France’s Old Parties Suffer Another Blow in European Election

Neither the Republicans nor the Socialists have found a way to recover from their loss to Emmanuel Macron.

The sun sets on the Bourbon Palace, seat of the French National Assembly, in Paris, June 8, 2007
The sun sets on the Bourbon Palace, seat of the French National Assembly, in Paris, June 8, 2007 (jrrosenberg)

France’s once-dominant center-left and center-right parties still haven’t recovered from their defeat two years ago at the hands of Emmanuel Macron.

The Socialists got only 6 percent support in European elections on Sunday, the same share as the far left. Former president Nicolas Sarkozy’s Republicans got 8.5 percent, down from 21 percent five years ago.

Most of the media attention has gone to the winners: Macron’s liberal-centrist alliance, Marine Le Pen’s National Rally and the Greens, who got almost 60 percent support combined. But the collapse of the old parties — and with it an era in French politics — is just as big a story.

Center versus extreme

In the European election, Macron and Le Pen got roughly the same level of support they did in the first round of the 2017 presidential election: Macron went down from 24 to 22 percent, Le Pen up from 21 to 23 percent. Each has a solid base of between a fifth and a quarter of the electorate.

Le Pen has less potential for growth. She got 34 percent support in the second presidential voting round. Most of her gains came from the center-right Republicans. Hence her party, rebranded National Rally, has focused on winning over conservative voters, as I argued here at the time it would. It no longer calls for an immediate exit from the EU and emphasizes white identity politics.

Most of Macron’s room for growth is on the left. In a runoff, he would count on liberal Republicans, moderate Socialists and Greens to give him a majority.

The danger, John Lichfield has argued in Politico, is that France’s former two-party system is being replaced by a center-versus-extreme dynamic. The only alternative to Macron’s managerial centrism is the far right (or the far left, but it is much smaller).

Tradeoffs

What are the Republicans and Socialists to do?

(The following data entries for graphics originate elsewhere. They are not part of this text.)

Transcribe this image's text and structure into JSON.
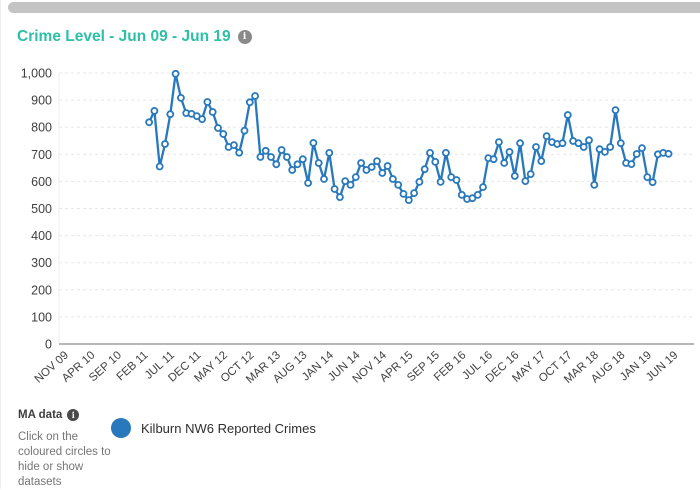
{
  "header": {
    "title": "Crime Level - Jun 09 - Jun 19",
    "info_icon": "i"
  },
  "legend": {
    "items": [
      {
        "label": "Kilburn NW6 Reported Crimes",
        "color": "#2878bd"
      }
    ]
  },
  "footer": {
    "ma_label": "MA data",
    "ma_info_icon": "i",
    "hint": "Click on the coloured circles to hide or show datasets"
  },
  "chart_data": {
    "type": "line",
    "title": "Crime Level - Jun 09 - Jun 19",
    "xlabel": "",
    "ylabel": "",
    "ylim": [
      0,
      1000
    ],
    "y_tick_step": 100,
    "grid": "horizontal-dashed",
    "legend_position": "bottom-left",
    "x_axis_start": "Nov 2009",
    "x_axis_months_total": 116,
    "x_tick_every_months": 5,
    "x_tick_labels": [
      "NOV 09",
      "APR 10",
      "SEP 10",
      "FEB 11",
      "JUL 11",
      "DEC 11",
      "MAY 12",
      "OCT 12",
      "MAR 13",
      "AUG 13",
      "JAN 14",
      "JUN 14",
      "NOV 14",
      "APR 15",
      "SEP 15",
      "FEB 16",
      "JUL 16",
      "DEC 16",
      "MAY 17",
      "OCT 17",
      "MAR 18",
      "AUG 18",
      "JAN 19",
      "JUN 19"
    ],
    "series": [
      {
        "name": "Kilburn NW6 Reported Crimes",
        "color": "#2878bd",
        "marker": "open-circle",
        "data_start_month": "Apr 2011",
        "data_start_month_index": 17,
        "values": [
          818,
          860,
          655,
          738,
          848,
          997,
          908,
          852,
          849,
          841,
          830,
          893,
          856,
          797,
          775,
          727,
          734,
          706,
          787,
          892,
          915,
          690,
          713,
          690,
          663,
          716,
          690,
          642,
          663,
          682,
          594,
          742,
          668,
          609,
          705,
          572,
          542,
          601,
          587,
          616,
          668,
          642,
          653,
          675,
          631,
          657,
          609,
          587,
          554,
          531,
          557,
          598,
          645,
          705,
          672,
          598,
          705,
          616,
          605,
          550,
          535,
          538,
          550,
          579,
          686,
          682,
          745,
          668,
          709,
          620,
          741,
          601,
          627,
          727,
          675,
          767,
          745,
          738,
          741,
          845,
          749,
          741,
          727,
          752,
          587,
          719,
          709,
          727,
          863,
          741,
          668,
          664,
          701,
          723,
          616,
          597,
          700,
          705,
          702
        ]
      }
    ]
  },
  "colors": {
    "accent_teal": "#2dbfa7",
    "line_blue": "#2878bd",
    "grid": "#e7e7e7",
    "axis": "#8c8c8c",
    "tick_text": "#3f3f3f"
  }
}
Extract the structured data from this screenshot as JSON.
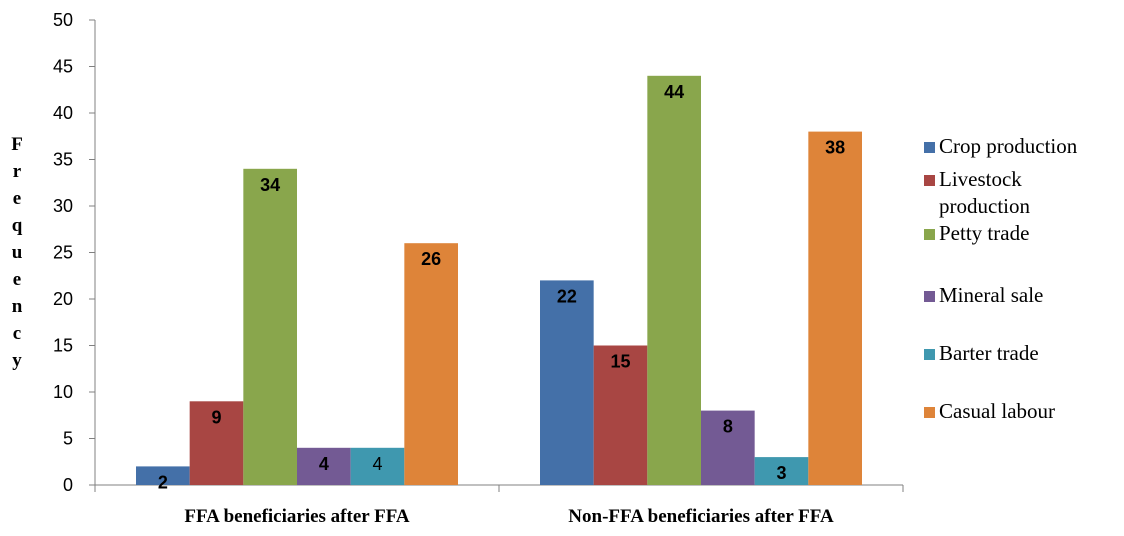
{
  "chart_data": {
    "type": "bar",
    "categories": [
      "FFA beneficiaries after FFA",
      "Non-FFA beneficiaries after FFA"
    ],
    "series": [
      {
        "name": "Crop production",
        "values": [
          2,
          22
        ],
        "color": "#4470A8"
      },
      {
        "name": "Livestock production",
        "values": [
          9,
          15
        ],
        "color": "#A84643"
      },
      {
        "name": "Petty trade",
        "values": [
          34,
          44
        ],
        "color": "#89A64C"
      },
      {
        "name": "Mineral sale",
        "values": [
          4,
          8
        ],
        "color": "#735A94"
      },
      {
        "name": "Barter trade",
        "values": [
          4,
          3
        ],
        "color": "#3F98AF"
      },
      {
        "name": "Casual labour",
        "values": [
          26,
          38
        ],
        "color": "#DE8439"
      }
    ],
    "ylabel": "Frequency",
    "xlabel": "",
    "ylim": [
      0,
      50
    ],
    "yticks": [
      0,
      5,
      10,
      15,
      20,
      25,
      30,
      35,
      40,
      45,
      50
    ],
    "grid": false,
    "legend_position": "right"
  }
}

They probably won’t recover while Macron is in office, but it is also doubtful that the president’s party, La République En Marche!, will survive him.

The Republicans must take the fight to Le Pen without becoming her. Austria’s Sebastian Kurz is the only center-right leader in Europe who has emerged stronger from a cooperation with the far right. Everywhere else, from Flanders to Spain, conservatives have come away battered from the experience. Shrink the gap between the mainstream right and the far right and you make it easier for voters to switch.

The French Socialists could follow the example of Portugal’s António Costa and Spain’s Pedro Sánchez and attempt the unite the left. The Communists, Greens and Jean-Luc Mélenchon’s France Unbowed refused such an alliance in the European election this year. Now that the Greens are the largest party on the left, it may be too late for the Socialists. But only a single left-wing bloc could seriously compete with Macron and Le Pen.

Both strategies have tradeoffs. By sticking to the center and rejecting the far right’s ethnic nationalism, the Republicans could leave permanent space for a nativist party on the right. A left-wing pact could convince social liberals to stick with Macron. But not making such a choice at all is what caused support for the Republicans and Socialists to collapse in the first place.